Three Lower Keys brothers accused of harvesting lobster from illegal artificial habitats known as casitas will likely serve six months in federal prison, and lose their crawfish licenses for life, after all three pleaded guilty in court Monday. Charles, Ryan and Tyson Veach each pleaded guilty to violating the Lacey Act, which makes it a federal offense to import, export, transport, sell or purchase in interstate commerce any wildlife protected at the state level.
They pleaded guilty as part of a plea agreement with the government that calls for them to serve six months in prison followed by one year of supervised release, as well as each pay a fine of $25,000. They also must forfeit a 2008 32-foot Invincible center console boat named the Super Grouper, including all fishing gear, engines and tackle.
Charles and Ryan Veach agreed to surrender their commercial lobster and dive endorsement licenses, and Tyson Veach must give up his commercial lobster endorsement, according to the plea agreement. Those revocations are for life. They will be able to keep other finfish permits “not involved in criminal conduct,” records state.
The agreement also calls for the men to remove the casitas they dove on for lobster by the time of their sentencing, at their expense and under the supervision of the Florida Keys National Marine Sanctuary officials. They were also ordered to turn over all their GPS units, charts or any other navigational tools that show or map where the illegal casitas were located, records state.
Senior Judge James Lawrence King will sentence each man on May 5. On Monday, U.S. Magistrate Judge Lurana S. Snow accepted their pleas and the agreement, but King can still change or revoke the agreement upon sentencing. Such a move has been historically rare in previous casita-related cases.

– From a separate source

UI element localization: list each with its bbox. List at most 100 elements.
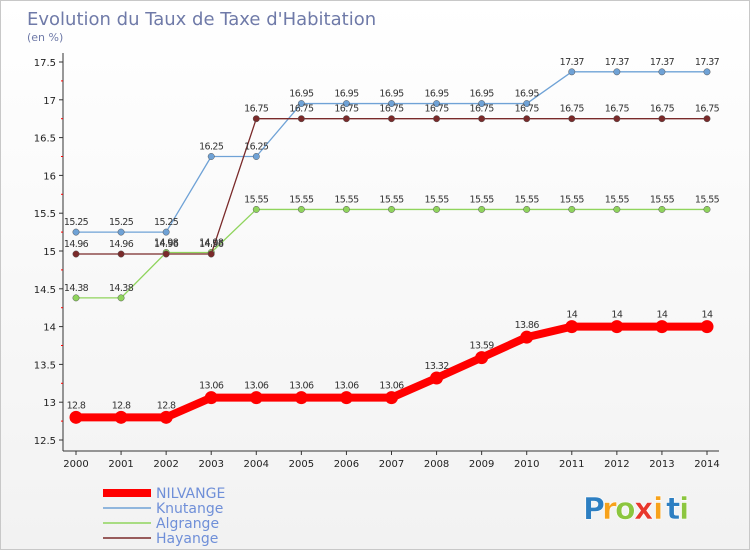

The maximum penalties are up to one year in prison and fines up to $100,000 sans the plea agreement. One curious absence in court proceedings Monday was any discussion of Dennis Dallmeyer’s disappearance. Dallmeyer, a commercial fish dealer also snared in the Veach case, went missing on Jan. 6 after being reported overdue at Murray Marine while on a short fishing trip. His boat was later found off Elliott Key. Dallmeyer pleaded guilty in December, also as part of a plea agreement that called for him to testify in the Veach case should it go to trial.
Coast Guard search-and-rescue crews suspended their search for Dallmeyer, but the case remains open with the Coast Guard Investigative Service. Dallmeyer had been scheduled to be sentenced today before King. On Jan. 9, the judge issued an order delaying Dallmeyer’s sentencing to May 5. The prosecutor in the case, Assistant U.S. Attorney Thomas Watts-Fitzgerald, declined to comment on the search for Dallmeyer.
Watts-Fitzgerald has prosecuted every casita case in the Keys since the government began cracking down on their use, led by undercover federal wildlife law enforcement officers. The Veach brothers are the latest defendants in a string of cases filed in the last six years by the U.S. Attorney’s Office against Florida Keys commercial and charter fishermen.